Kimberly twisted her wrist free and backed away. “Yes. I’m sure that’s exactly what the problem is. Of course, I’ve seen you work eighteen hours straight, then we’ve come here and fucked like rabbits. But now, you’re tired.” Her mocking falsetto grated on my nerves.
“Yeah.” I gave her a tight smile, refusing to rise to the bait. “Glad you understand.”
“Oh…of course. I totally understand.” She smoothed her hands down her dress, settling it back into place. “I’m certain it has nothing to do with that
stupid, insipid bitch we saw at the party!”
She was screaming by the time she finished.
Setting my jaw, I focused on the buttons of my shirt, redoing them as quickly as I could. I needed to get the hell out of here. Unlike me, Kimberly lived inside the city, and her elegant little bungalow had neighbors on both sides. She might not care if we attracted attention, but I was done with all of that.
“What, you don’t have anything to say?” She lifted her chin, her cheeks flushed, eyes so hot and angry, I wouldn’t have been surprised to find singe marks on me.
“There’s nothing to say, Kimberly. I’m tired. It’s been a long week.”

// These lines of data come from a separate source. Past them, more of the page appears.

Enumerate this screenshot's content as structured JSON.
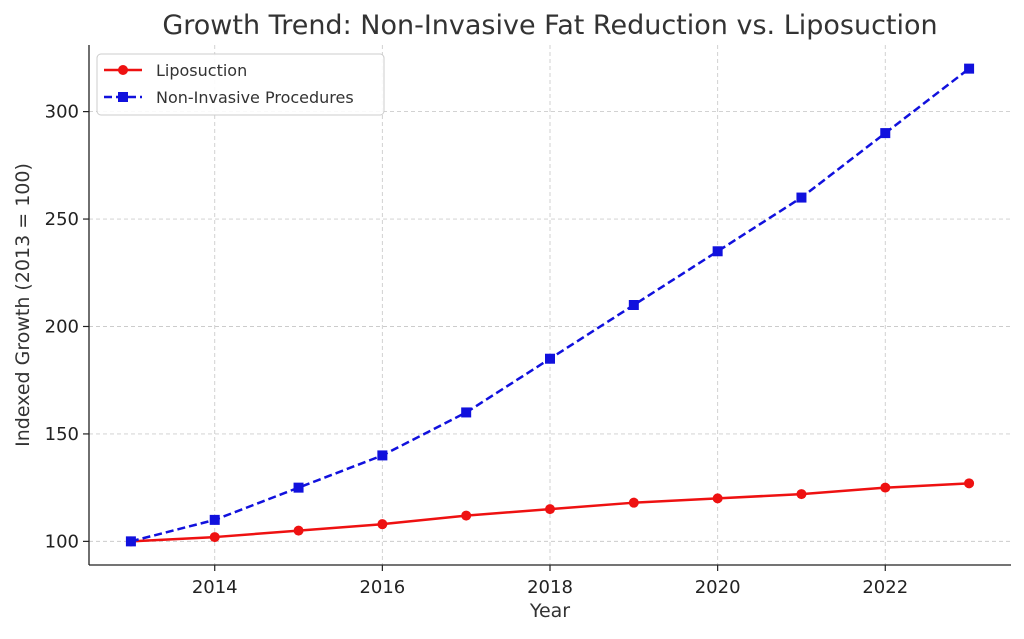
{
  "chart_data": {
    "type": "line",
    "title": "Growth Trend: Non-Invasive Fat Reduction vs. Liposuction",
    "xlabel": "Year",
    "ylabel": "Indexed Growth (2013 = 100)",
    "x": [
      2013,
      2014,
      2015,
      2016,
      2017,
      2018,
      2019,
      2020,
      2021,
      2022,
      2023
    ],
    "xlim": [
      2012.5,
      2023.5
    ],
    "ylim": [
      89,
      331
    ],
    "xticks": [
      2014,
      2016,
      2018,
      2020,
      2022
    ],
    "yticks": [
      100,
      150,
      200,
      250,
      300
    ],
    "grid": true,
    "legend_position": "top-left",
    "series": [
      {
        "name": "Liposuction",
        "values": [
          100,
          102,
          105,
          108,
          112,
          115,
          118,
          120,
          122,
          125,
          127
        ],
        "color": "#ee1111",
        "line_style": "solid",
        "marker": "circle"
      },
      {
        "name": "Non-Invasive Procedures",
        "values": [
          100,
          110,
          125,
          140,
          160,
          185,
          210,
          235,
          260,
          290,
          320
        ],
        "color": "#1111dd",
        "line_style": "dashed",
        "marker": "square"
      }
    ]
  }
}
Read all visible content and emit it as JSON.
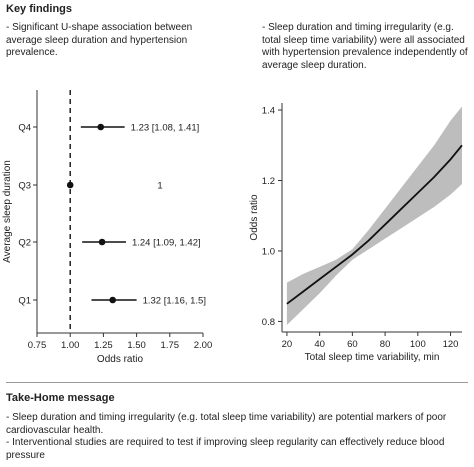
{
  "key_findings": {
    "title": "Key findings",
    "left_text": "- Significant U-shape association between average sleep duration and hypertension prevalence.",
    "right_text": "- Sleep duration and timing irregularity (e.g. total sleep time variability) were all associated with hypertension prevalence independently of average sleep duration."
  },
  "take_home": {
    "title": "Take-Home message",
    "line1": "- Sleep duration and timing irregularity (e.g. total sleep time variability) are potential markers of poor cardiovascular health.",
    "line2": "- Interventional studies are required to test if improving sleep regularity can effectively reduce blood pressure"
  },
  "colors": {
    "line": "#111111",
    "band": "#bdbdbd",
    "divider": "#9a9a9a"
  },
  "chart_data": [
    {
      "type": "forest",
      "xlabel": "Odds ratio",
      "ylabel": "Average sleep duration",
      "xlim": [
        0.75,
        2.0
      ],
      "xticks": [
        "0.75",
        "1.00",
        "1.25",
        "1.50",
        "1.75",
        "2.00"
      ],
      "xtick_values": [
        0.75,
        1.0,
        1.25,
        1.5,
        1.75,
        2.0
      ],
      "reference_line": 1.0,
      "categories": [
        "Q4",
        "Q3",
        "Q2",
        "Q1"
      ],
      "points": [
        {
          "category": "Q4",
          "or": 1.23,
          "lo": 1.08,
          "hi": 1.41,
          "label": "1.23 [1.08, 1.41]"
        },
        {
          "category": "Q3",
          "or": 1.0,
          "lo": 1.0,
          "hi": 1.0,
          "label": "1"
        },
        {
          "category": "Q2",
          "or": 1.24,
          "lo": 1.09,
          "hi": 1.42,
          "label": "1.24 [1.09, 1.42]"
        },
        {
          "category": "Q1",
          "or": 1.32,
          "lo": 1.16,
          "hi": 1.5,
          "label": "1.32 [1.16, 1.5]"
        }
      ]
    },
    {
      "type": "line",
      "xlabel": "Total sleep time variability, min",
      "ylabel": "Odds ratio",
      "xlim": [
        17,
        127
      ],
      "ylim": [
        0.77,
        1.42
      ],
      "xticks": [
        "20",
        "40",
        "60",
        "80",
        "100",
        "120"
      ],
      "xtick_values": [
        20,
        40,
        60,
        80,
        100,
        120
      ],
      "yticks": [
        "0.8",
        "1.0",
        "1.2",
        "1.4"
      ],
      "ytick_values": [
        0.8,
        1.0,
        1.2,
        1.4
      ],
      "x": [
        20,
        30,
        40,
        50,
        60,
        70,
        80,
        90,
        100,
        110,
        120,
        127
      ],
      "y": [
        0.85,
        0.885,
        0.92,
        0.955,
        0.99,
        1.03,
        1.075,
        1.12,
        1.165,
        1.21,
        1.26,
        1.3
      ],
      "ci_lower": [
        0.79,
        0.835,
        0.88,
        0.93,
        0.975,
        1.005,
        1.035,
        1.065,
        1.095,
        1.125,
        1.16,
        1.19
      ],
      "ci_upper": [
        0.91,
        0.935,
        0.955,
        0.975,
        1.005,
        1.06,
        1.12,
        1.18,
        1.24,
        1.3,
        1.37,
        1.41
      ]
    }
  ]
}
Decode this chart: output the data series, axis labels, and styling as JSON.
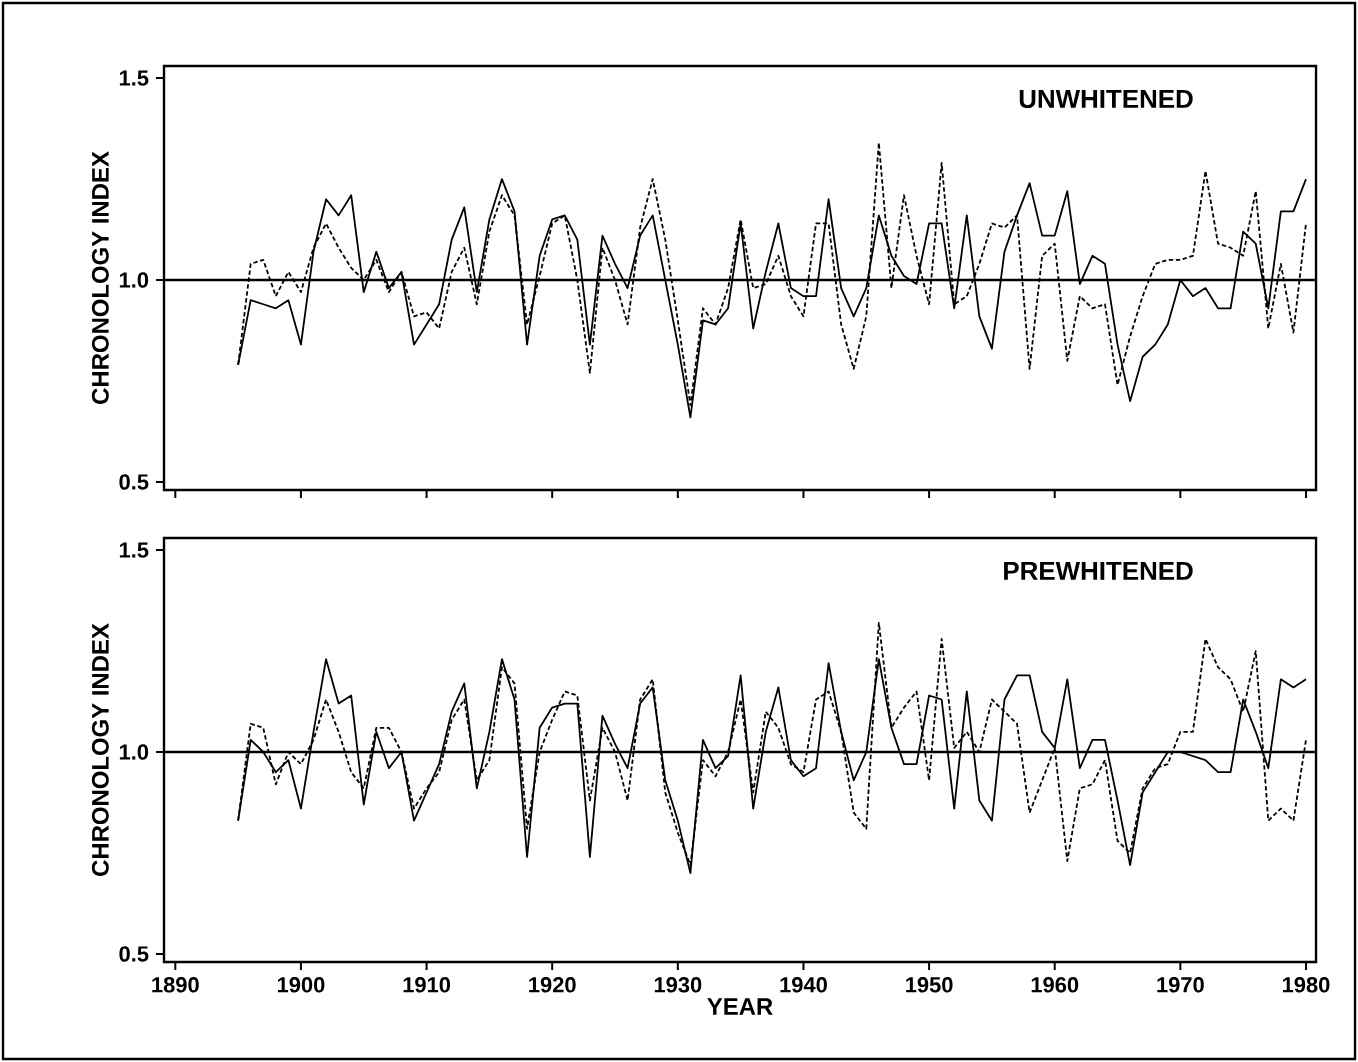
{
  "chart_data": [
    {
      "type": "line",
      "ylabel": "CHRONOLOGY INDEX",
      "annotations": [
        "UNWHITENED"
      ],
      "tick_labels": "y",
      "marker": "none",
      "x": [
        1895,
        1896,
        1897,
        1898,
        1899,
        1900,
        1901,
        1902,
        1903,
        1904,
        1905,
        1906,
        1907,
        1908,
        1909,
        1910,
        1911,
        1912,
        1913,
        1914,
        1915,
        1916,
        1917,
        1918,
        1919,
        1920,
        1921,
        1922,
        1923,
        1924,
        1925,
        1926,
        1927,
        1928,
        1929,
        1930,
        1931,
        1932,
        1933,
        1934,
        1935,
        1936,
        1937,
        1938,
        1939,
        1940,
        1941,
        1942,
        1943,
        1944,
        1945,
        1946,
        1947,
        1948,
        1949,
        1950,
        1951,
        1952,
        1953,
        1954,
        1955,
        1956,
        1957,
        1958,
        1959,
        1960,
        1961,
        1962,
        1963,
        1964,
        1965,
        1966,
        1967,
        1968,
        1969,
        1970,
        1971,
        1972,
        1973,
        1974,
        1975,
        1976,
        1977,
        1978,
        1979,
        1980
      ],
      "xlim": [
        1889.1,
        1980.8
      ],
      "xticks": [
        1890,
        1900,
        1910,
        1920,
        1930,
        1940,
        1950,
        1960,
        1970,
        1980
      ],
      "ylim": [
        0.48,
        1.53
      ],
      "yticks": [
        {
          "value": 0.5,
          "label": "0.5"
        },
        {
          "value": 1.0,
          "label": "1.0"
        },
        {
          "value": 1.5,
          "label": "1.5"
        }
      ],
      "ref_lines": [
        {
          "axis": "y",
          "value": 1.0,
          "color": "#000000"
        }
      ],
      "series": [
        {
          "color": "#000000",
          "line_style": "solid",
          "values": [
            0.79,
            0.95,
            0.94,
            0.93,
            0.95,
            0.84,
            1.07,
            1.2,
            1.16,
            1.21,
            0.97,
            1.07,
            0.98,
            1.02,
            0.84,
            0.89,
            0.94,
            1.1,
            1.18,
            0.97,
            1.15,
            1.25,
            1.17,
            0.84,
            1.06,
            1.15,
            1.16,
            1.1,
            0.84,
            1.11,
            1.04,
            0.98,
            1.11,
            1.16,
            1.0,
            0.84,
            0.66,
            0.9,
            0.89,
            0.93,
            1.14,
            0.88,
            1.02,
            1.14,
            0.98,
            0.96,
            0.96,
            1.2,
            0.98,
            0.91,
            0.98,
            1.16,
            1.06,
            1.01,
            0.99,
            1.14,
            1.14,
            0.93,
            1.16,
            0.91,
            0.83,
            1.07,
            1.16,
            1.24,
            1.11,
            1.11,
            1.22,
            0.99,
            1.06,
            1.04,
            0.84,
            0.7,
            0.81,
            0.84,
            0.89,
            1.0,
            0.96,
            0.98,
            0.93,
            0.93,
            1.12,
            1.09,
            0.93,
            1.17,
            1.17,
            1.25
          ]
        },
        {
          "color": "#000000",
          "line_style": "dashed",
          "values": [
            0.79,
            1.04,
            1.05,
            0.96,
            1.02,
            0.97,
            1.08,
            1.14,
            1.08,
            1.03,
            1.0,
            1.05,
            0.97,
            1.02,
            0.91,
            0.92,
            0.88,
            1.02,
            1.08,
            0.94,
            1.12,
            1.21,
            1.16,
            0.89,
            1.01,
            1.14,
            1.16,
            1.0,
            0.77,
            1.08,
            1.0,
            0.89,
            1.13,
            1.25,
            1.1,
            0.9,
            0.69,
            0.93,
            0.89,
            0.98,
            1.15,
            0.98,
            0.99,
            1.06,
            0.96,
            0.91,
            1.14,
            1.14,
            0.89,
            0.78,
            0.91,
            1.34,
            0.98,
            1.21,
            1.06,
            0.94,
            1.29,
            0.94,
            0.96,
            1.04,
            1.14,
            1.13,
            1.16,
            0.78,
            1.06,
            1.09,
            0.8,
            0.96,
            0.93,
            0.94,
            0.74,
            0.86,
            0.96,
            1.04,
            1.05,
            1.05,
            1.06,
            1.27,
            1.09,
            1.08,
            1.06,
            1.22,
            0.88,
            1.04,
            0.87,
            1.14
          ]
        }
      ]
    },
    {
      "type": "line",
      "ylabel": "CHRONOLOGY INDEX",
      "xlabel": "YEAR",
      "annotations": [
        "PREWHITENED"
      ],
      "marker": "none",
      "x": [
        1895,
        1896,
        1897,
        1898,
        1899,
        1900,
        1901,
        1902,
        1903,
        1904,
        1905,
        1906,
        1907,
        1908,
        1909,
        1910,
        1911,
        1912,
        1913,
        1914,
        1915,
        1916,
        1917,
        1918,
        1919,
        1920,
        1921,
        1922,
        1923,
        1924,
        1925,
        1926,
        1927,
        1928,
        1929,
        1930,
        1931,
        1932,
        1933,
        1934,
        1935,
        1936,
        1937,
        1938,
        1939,
        1940,
        1941,
        1942,
        1943,
        1944,
        1945,
        1946,
        1947,
        1948,
        1949,
        1950,
        1951,
        1952,
        1953,
        1954,
        1955,
        1956,
        1957,
        1958,
        1959,
        1960,
        1961,
        1962,
        1963,
        1964,
        1965,
        1966,
        1967,
        1968,
        1969,
        1970,
        1971,
        1972,
        1973,
        1974,
        1975,
        1976,
        1977,
        1978,
        1979,
        1980
      ],
      "xlim": [
        1889.1,
        1980.8
      ],
      "xticks": [
        1890,
        1900,
        1910,
        1920,
        1930,
        1940,
        1950,
        1960,
        1970,
        1980
      ],
      "ylim": [
        0.48,
        1.53
      ],
      "yticks": [
        {
          "value": 0.5,
          "label": "0.5"
        },
        {
          "value": 1.0,
          "label": "1.0"
        },
        {
          "value": 1.5,
          "label": "1.5"
        }
      ],
      "ref_lines": [
        {
          "axis": "y",
          "value": 1.0,
          "color": "#000000"
        }
      ],
      "series": [
        {
          "color": "#000000",
          "line_style": "solid",
          "values": [
            0.83,
            1.03,
            1.0,
            0.95,
            0.98,
            0.86,
            1.05,
            1.23,
            1.12,
            1.14,
            0.87,
            1.05,
            0.96,
            1.0,
            0.83,
            0.9,
            0.97,
            1.1,
            1.17,
            0.91,
            1.05,
            1.23,
            1.13,
            0.74,
            1.06,
            1.11,
            1.12,
            1.12,
            0.74,
            1.09,
            1.02,
            0.96,
            1.12,
            1.16,
            0.93,
            0.83,
            0.7,
            1.03,
            0.96,
            0.99,
            1.19,
            0.86,
            1.05,
            1.16,
            0.98,
            0.94,
            0.96,
            1.22,
            1.05,
            0.93,
            1.0,
            1.23,
            1.06,
            0.97,
            0.97,
            1.14,
            1.13,
            0.86,
            1.15,
            0.88,
            0.83,
            1.13,
            1.19,
            1.19,
            1.05,
            1.01,
            1.18,
            0.96,
            1.03,
            1.03,
            0.88,
            0.72,
            0.9,
            0.95,
            1.0,
            1.0,
            0.99,
            0.98,
            0.95,
            0.95,
            1.13,
            1.05,
            0.96,
            1.18,
            1.16,
            1.18
          ]
        },
        {
          "color": "#000000",
          "line_style": "dashed",
          "values": [
            0.83,
            1.07,
            1.06,
            0.92,
            1.0,
            0.97,
            1.03,
            1.13,
            1.05,
            0.95,
            0.91,
            1.06,
            1.06,
            1.0,
            0.86,
            0.91,
            0.95,
            1.08,
            1.13,
            0.93,
            0.98,
            1.21,
            1.17,
            0.81,
            1.0,
            1.08,
            1.15,
            1.14,
            0.88,
            1.06,
            1.0,
            0.88,
            1.13,
            1.18,
            0.9,
            0.8,
            0.72,
            0.98,
            0.94,
            1.0,
            1.13,
            0.9,
            1.1,
            1.06,
            0.97,
            0.95,
            1.13,
            1.15,
            1.05,
            0.85,
            0.81,
            1.32,
            1.06,
            1.11,
            1.15,
            0.93,
            1.28,
            1.01,
            1.05,
            1.0,
            1.13,
            1.1,
            1.07,
            0.85,
            0.93,
            1.01,
            0.73,
            0.91,
            0.92,
            0.98,
            0.78,
            0.75,
            0.91,
            0.96,
            0.97,
            1.05,
            1.05,
            1.28,
            1.21,
            1.18,
            1.1,
            1.25,
            0.83,
            0.86,
            0.83,
            1.03
          ]
        }
      ]
    }
  ]
}
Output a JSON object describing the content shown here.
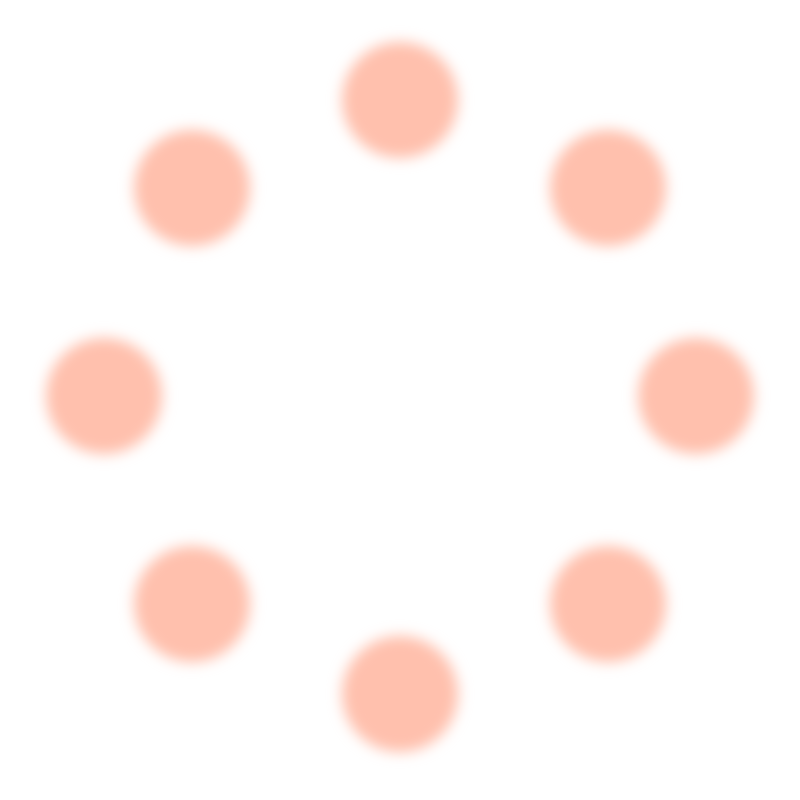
{
  "spinner": {
    "icon": "loading-spinner-icon",
    "dot_count": 8,
    "dot_color": "#ffc0ad"
  }
}
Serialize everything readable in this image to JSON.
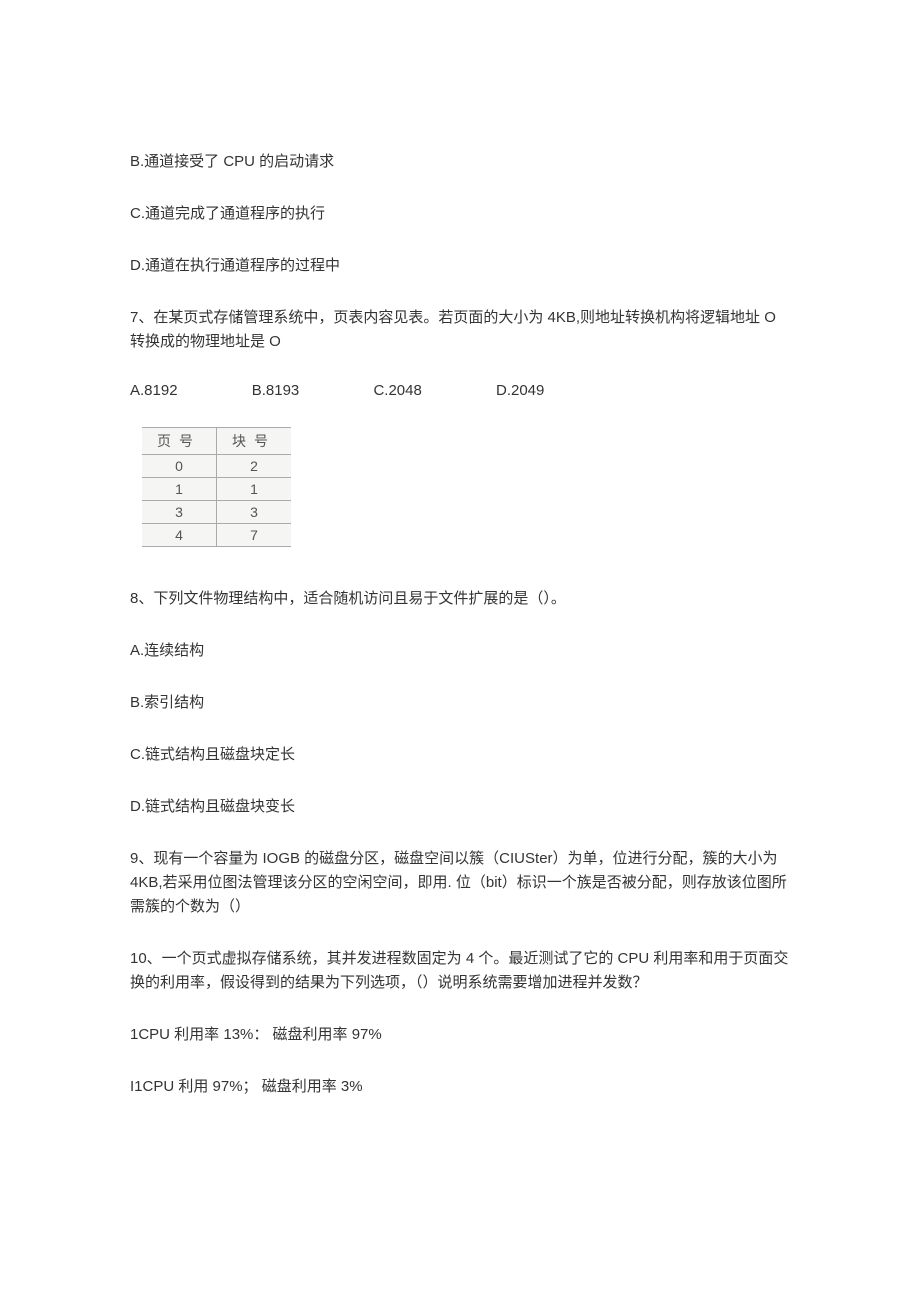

“Yes, I know. You’ve done nothing but mope and pout over that stupid fight with Cane. Then you see Maya…” She stopped and sucked in a breath. “Wait a minute. You never did tell me why you fought with him. Was it…you son of a bitch!”
She launched herself at me and I just barely caught her hand before she slapped me. “You bastard. You knew she was back, didn’t you?” She went to drive her knee into my balls and I jerked to the side, twisting to catch the blow on my thigh. “Didn’t you?!”
“Kimberly, damn it, calm down!”
Those words only made her madder. “Don’t you tell me to calm down, you bastard!”
I let her go and ducked away, twisting to put room between us. “Fine, stay pissed off. But do it alone. I’m not hanging around here for you to rant like this.”
“You…!” She shuddered, shaking with her rage. “You are a bastard. You paraded your ex-lover in front of me, and you act like I’ve got no reason to be angry.”
“Oh, for fuck’s sake.” Storming over to her, I shoved my face into hers. “For future reference, I didn’t parade any lover in front of you. I didn’t know Maya was going to be there. Yes, I knew she was back. Did I tell you? No. But didn’t you and I establish that what we had was just a mutually beneficial relationship? It’s a PR deal, and we have the added benefit of having a bed partner. And it was your idea to add in that last part, not mine. Emotions were never on the table.”